I used OCR to turn some scans into plaintext, but unfortunately the letters 'fi' which are commonly joined in some fonts, got read in as capital W's. Now I need to replace all the W's with 'fi', and these can easily be distinguished by the fact that a capital W does not ever occur in the middle of a word in true English. So, I need a sed one-liner that replaces all word-medial capital W's with the letters fi.
A capital W doesn't occur at the end of a word either, but it may occur in an all-caps abbreviation. So I'd replace
W when it's immediately after a lowercase letter, or when it follows an uppercase letter and precedes a lowercase letter (aWre).
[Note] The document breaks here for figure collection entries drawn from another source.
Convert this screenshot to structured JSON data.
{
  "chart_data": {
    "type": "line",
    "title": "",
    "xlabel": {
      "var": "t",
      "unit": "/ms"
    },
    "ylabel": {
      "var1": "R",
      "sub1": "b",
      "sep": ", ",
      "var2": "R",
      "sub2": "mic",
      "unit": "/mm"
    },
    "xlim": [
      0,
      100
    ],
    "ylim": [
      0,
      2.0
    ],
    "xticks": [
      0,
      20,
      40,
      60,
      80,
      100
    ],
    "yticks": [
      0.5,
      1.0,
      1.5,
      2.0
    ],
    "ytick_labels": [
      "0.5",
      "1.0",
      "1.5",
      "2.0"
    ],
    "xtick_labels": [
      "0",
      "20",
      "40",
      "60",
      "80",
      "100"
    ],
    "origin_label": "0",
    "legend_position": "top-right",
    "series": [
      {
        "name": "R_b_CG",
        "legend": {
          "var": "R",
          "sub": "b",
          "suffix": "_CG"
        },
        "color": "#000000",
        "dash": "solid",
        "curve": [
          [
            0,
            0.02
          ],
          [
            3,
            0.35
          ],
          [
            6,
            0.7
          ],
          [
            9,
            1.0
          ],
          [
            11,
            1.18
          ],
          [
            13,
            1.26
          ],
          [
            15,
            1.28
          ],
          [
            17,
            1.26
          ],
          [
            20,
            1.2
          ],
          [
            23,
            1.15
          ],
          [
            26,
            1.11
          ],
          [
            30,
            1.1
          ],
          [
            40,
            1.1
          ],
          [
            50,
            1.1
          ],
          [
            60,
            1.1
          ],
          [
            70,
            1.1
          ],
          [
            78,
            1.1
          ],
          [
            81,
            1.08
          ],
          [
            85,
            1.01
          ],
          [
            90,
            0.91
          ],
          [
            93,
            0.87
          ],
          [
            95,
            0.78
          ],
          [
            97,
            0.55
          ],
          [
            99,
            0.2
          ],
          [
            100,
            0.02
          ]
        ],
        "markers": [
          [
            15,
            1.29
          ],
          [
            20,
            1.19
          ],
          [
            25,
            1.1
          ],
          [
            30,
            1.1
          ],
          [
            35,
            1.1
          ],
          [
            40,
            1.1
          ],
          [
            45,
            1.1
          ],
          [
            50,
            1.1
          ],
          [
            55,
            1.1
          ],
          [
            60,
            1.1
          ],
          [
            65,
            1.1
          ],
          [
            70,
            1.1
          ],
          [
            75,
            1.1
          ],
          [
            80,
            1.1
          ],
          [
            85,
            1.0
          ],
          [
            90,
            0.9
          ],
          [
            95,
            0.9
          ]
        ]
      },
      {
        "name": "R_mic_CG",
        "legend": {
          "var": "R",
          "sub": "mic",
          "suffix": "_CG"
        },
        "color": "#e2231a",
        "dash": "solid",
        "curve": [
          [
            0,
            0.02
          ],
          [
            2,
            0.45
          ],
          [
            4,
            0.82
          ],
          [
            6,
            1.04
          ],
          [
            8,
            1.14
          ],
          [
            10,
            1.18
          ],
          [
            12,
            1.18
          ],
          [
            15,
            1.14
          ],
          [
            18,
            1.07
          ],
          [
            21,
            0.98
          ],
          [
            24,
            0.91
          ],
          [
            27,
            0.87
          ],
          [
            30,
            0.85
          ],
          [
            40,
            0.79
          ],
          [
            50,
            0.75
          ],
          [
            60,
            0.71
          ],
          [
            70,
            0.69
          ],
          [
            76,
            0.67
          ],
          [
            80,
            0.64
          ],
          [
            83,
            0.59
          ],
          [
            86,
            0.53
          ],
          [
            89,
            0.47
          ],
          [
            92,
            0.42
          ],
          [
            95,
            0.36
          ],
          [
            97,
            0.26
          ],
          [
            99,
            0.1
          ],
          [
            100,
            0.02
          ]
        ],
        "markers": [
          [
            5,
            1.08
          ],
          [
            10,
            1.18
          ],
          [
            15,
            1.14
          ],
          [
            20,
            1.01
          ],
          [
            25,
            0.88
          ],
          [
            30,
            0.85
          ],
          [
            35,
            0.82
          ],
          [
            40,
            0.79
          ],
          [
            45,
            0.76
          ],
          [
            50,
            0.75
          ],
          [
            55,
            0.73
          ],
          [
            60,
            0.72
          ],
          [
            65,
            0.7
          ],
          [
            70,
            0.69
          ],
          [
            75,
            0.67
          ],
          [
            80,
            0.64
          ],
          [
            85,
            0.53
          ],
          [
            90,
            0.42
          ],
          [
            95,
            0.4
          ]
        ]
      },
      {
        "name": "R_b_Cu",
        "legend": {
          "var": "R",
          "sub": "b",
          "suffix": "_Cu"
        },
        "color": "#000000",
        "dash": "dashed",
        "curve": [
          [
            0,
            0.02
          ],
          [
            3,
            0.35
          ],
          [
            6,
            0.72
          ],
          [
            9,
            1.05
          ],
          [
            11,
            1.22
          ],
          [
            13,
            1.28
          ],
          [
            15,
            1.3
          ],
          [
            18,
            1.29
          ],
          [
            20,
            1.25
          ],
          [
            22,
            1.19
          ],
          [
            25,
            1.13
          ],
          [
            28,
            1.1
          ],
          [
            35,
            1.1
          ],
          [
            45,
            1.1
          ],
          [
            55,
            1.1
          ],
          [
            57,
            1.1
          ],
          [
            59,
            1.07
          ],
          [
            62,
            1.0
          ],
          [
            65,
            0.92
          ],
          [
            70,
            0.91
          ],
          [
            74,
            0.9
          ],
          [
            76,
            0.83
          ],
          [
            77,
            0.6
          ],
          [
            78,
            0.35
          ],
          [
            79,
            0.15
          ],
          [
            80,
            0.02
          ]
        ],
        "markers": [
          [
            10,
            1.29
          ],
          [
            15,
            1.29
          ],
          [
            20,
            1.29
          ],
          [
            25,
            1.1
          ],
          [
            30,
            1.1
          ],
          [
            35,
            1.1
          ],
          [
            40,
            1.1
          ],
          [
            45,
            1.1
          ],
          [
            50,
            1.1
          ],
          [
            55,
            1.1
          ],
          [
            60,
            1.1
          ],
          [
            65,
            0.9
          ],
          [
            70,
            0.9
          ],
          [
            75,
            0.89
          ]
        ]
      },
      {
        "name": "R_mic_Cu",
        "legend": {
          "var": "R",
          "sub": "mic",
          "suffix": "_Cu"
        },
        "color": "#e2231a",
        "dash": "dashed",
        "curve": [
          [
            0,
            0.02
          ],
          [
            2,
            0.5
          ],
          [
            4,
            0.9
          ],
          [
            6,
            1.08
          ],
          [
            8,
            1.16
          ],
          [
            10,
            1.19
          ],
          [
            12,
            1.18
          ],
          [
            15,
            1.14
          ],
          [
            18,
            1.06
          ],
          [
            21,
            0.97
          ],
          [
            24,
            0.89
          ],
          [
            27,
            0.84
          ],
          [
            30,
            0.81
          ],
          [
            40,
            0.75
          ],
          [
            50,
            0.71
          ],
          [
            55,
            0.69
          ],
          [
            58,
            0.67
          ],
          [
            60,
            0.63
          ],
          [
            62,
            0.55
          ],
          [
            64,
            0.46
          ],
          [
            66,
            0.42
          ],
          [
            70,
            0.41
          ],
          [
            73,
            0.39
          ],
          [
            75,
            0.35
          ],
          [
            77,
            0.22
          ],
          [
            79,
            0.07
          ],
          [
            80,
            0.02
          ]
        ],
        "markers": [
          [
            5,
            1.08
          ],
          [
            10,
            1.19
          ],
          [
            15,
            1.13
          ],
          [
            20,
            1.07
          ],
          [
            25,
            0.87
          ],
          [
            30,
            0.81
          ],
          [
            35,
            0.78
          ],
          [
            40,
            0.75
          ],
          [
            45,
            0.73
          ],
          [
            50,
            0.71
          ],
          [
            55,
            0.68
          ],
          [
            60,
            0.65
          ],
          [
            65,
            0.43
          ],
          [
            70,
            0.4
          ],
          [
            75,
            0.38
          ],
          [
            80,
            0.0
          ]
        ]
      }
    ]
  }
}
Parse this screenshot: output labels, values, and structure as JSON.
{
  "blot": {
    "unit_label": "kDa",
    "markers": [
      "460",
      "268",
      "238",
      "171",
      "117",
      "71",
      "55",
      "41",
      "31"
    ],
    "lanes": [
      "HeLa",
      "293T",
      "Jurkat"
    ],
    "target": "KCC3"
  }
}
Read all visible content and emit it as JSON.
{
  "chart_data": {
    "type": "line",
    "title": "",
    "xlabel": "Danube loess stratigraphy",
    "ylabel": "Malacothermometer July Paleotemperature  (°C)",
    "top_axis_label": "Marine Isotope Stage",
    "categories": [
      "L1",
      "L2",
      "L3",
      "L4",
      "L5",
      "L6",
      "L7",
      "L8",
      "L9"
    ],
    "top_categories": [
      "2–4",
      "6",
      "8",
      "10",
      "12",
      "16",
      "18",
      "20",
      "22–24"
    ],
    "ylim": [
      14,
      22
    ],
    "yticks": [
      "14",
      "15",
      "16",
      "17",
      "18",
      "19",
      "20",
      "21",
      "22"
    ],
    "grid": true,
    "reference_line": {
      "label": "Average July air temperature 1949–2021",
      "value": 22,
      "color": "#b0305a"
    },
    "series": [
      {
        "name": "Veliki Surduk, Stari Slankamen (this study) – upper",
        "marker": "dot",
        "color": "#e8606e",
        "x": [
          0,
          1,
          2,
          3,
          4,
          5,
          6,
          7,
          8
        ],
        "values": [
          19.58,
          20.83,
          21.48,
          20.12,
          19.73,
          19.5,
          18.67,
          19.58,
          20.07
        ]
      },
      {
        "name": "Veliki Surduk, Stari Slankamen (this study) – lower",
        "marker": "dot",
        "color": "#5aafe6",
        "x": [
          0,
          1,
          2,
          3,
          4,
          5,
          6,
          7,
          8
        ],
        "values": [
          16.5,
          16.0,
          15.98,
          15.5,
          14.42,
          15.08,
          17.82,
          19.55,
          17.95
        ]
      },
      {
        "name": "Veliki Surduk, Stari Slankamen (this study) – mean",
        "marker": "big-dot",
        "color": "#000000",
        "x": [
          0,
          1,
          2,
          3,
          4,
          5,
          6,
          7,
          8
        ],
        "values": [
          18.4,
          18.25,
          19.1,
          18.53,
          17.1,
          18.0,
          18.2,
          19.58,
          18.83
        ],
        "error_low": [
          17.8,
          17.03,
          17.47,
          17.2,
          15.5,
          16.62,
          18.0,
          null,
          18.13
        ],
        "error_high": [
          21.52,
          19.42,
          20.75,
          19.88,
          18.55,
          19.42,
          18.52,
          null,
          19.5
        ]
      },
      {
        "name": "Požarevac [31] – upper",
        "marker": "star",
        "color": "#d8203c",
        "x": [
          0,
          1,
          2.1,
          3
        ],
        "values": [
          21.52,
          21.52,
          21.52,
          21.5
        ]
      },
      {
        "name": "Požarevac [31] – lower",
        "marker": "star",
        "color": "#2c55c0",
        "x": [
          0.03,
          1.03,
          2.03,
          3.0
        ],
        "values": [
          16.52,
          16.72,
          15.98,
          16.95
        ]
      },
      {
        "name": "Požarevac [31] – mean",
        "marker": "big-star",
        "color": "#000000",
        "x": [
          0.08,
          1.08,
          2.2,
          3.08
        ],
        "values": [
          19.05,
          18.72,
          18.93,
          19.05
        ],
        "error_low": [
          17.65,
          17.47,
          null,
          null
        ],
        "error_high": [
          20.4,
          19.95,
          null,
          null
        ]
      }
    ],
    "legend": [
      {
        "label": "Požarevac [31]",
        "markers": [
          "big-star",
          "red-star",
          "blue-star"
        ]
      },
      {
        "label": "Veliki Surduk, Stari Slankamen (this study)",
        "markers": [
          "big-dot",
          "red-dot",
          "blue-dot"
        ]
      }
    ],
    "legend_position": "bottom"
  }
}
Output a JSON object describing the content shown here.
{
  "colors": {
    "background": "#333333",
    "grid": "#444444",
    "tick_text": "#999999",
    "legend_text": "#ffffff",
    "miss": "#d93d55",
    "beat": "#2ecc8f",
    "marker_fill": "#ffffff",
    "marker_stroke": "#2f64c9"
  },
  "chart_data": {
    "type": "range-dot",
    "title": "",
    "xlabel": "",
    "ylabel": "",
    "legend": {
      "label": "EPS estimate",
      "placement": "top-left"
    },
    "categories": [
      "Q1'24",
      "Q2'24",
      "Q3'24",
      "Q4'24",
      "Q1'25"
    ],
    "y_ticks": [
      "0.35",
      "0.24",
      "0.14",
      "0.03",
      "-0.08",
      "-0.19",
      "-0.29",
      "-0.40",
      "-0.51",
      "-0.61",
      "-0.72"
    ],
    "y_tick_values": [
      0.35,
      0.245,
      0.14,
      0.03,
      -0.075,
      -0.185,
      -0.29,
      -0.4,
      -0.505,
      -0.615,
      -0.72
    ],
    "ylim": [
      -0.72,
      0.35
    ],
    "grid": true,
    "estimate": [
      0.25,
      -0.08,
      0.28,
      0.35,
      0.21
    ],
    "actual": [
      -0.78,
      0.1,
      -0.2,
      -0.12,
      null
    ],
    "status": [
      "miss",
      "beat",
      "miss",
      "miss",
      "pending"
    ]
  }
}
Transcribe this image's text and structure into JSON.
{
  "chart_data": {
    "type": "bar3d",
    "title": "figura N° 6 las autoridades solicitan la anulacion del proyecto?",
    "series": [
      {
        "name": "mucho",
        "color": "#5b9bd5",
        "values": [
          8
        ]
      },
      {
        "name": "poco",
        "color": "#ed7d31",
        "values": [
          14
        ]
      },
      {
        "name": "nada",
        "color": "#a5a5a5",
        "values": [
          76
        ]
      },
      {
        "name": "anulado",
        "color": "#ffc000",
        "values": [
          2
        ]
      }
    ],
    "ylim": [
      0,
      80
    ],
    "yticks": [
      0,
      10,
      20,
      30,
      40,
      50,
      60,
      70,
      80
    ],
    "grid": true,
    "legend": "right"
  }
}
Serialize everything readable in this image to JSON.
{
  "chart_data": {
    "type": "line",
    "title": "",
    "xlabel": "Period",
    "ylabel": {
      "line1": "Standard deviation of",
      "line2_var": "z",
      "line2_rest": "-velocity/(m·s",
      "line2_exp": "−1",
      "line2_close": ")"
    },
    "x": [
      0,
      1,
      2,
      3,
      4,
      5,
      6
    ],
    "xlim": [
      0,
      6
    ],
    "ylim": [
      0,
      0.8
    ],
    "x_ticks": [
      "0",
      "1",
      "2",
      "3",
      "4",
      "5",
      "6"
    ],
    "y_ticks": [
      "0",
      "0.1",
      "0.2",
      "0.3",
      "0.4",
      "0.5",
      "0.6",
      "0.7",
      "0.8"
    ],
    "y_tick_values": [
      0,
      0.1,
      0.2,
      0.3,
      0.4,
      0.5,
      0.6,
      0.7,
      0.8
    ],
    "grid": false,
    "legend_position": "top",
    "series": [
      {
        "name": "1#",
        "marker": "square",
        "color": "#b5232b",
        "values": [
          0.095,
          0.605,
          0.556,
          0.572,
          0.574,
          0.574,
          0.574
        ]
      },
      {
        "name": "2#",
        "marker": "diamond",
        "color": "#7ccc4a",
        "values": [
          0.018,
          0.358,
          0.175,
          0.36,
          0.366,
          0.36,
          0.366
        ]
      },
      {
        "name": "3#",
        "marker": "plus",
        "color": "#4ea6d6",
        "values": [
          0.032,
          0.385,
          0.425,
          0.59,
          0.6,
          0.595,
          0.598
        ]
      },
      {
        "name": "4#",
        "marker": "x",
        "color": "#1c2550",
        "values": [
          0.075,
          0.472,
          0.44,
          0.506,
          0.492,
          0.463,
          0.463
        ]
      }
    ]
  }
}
sed -e 's/\([[:lower:]]\)W/\1fi/g' -e 's/\([[:alpha:]]\)W\([[:lower:]]\)/\1fi\2/g'
This doesn't cover
fifi (which my biggest word list only finds it in “fifing”). More importantly, this doesn't cover
W at the beginning of a word; you can capture some cases by looking at the second letter, but that's still going to miss many words that begin with
fi. In English, many letters never appear after a W:
… -e 's/\([^[:alnum:]]\)W\([b-dfgj-npqstv-xz]\)/\1fi\2/g' \ -e 's/^W\([b-dfgj-npqstv-xz]\)/fi\2/'
For more precise results and to cope with other languages, you can switch to a more complex dictionary-based approach (which fancy OCR systems often use, evidently yours isn't fancy enough).
A quick and simple answer that should solve most cases is:
sed "s/\([^ ]\)W\([^ ]\)/\1fi\2/"
This will replace any
W that is does not have a space before or after it with
fi. It catches the error in these simple test cases:
$ echo "blah blah blah trafWc" | sed "s/\([^ ]\)W\([^ ]\)/\1fi\2/" blah blah blah traffic $ echo "blah blah blah Wallaby" | sed "s/\([^ ]\)W\([^ ]\)/\1fi\2/" blah blah blah Wallaby
However, it won't capture things such as:
$ echo "blah blah blah Wnger" | sed "s/\([^ ]\)W\([^ ]\)/\1fi\2/" blah blah blah Wnger
As you can see this should have changed to finger. So unfortunately you'll still need to check for those.
The guys have already covered the basic
sed stuff, but there are a couple more things you could do to help your text along.
The first is to train your OCR program to recognize these in the first place. Most OCR systems have some sort of system to teach it new letters and learn from common mistakes like this one. If your corpus is big enough to need to to search and replaces like this, it should be big enough to teach the OCR engine not to make that mistake.
Secondly, you can run your text through a spell check engine. Many OCR programs include this step as part of an internal self check, a sort of "does this word even make sense transcribed this way". You can certainly do this yourself as a way of validating that everything got sanely converted.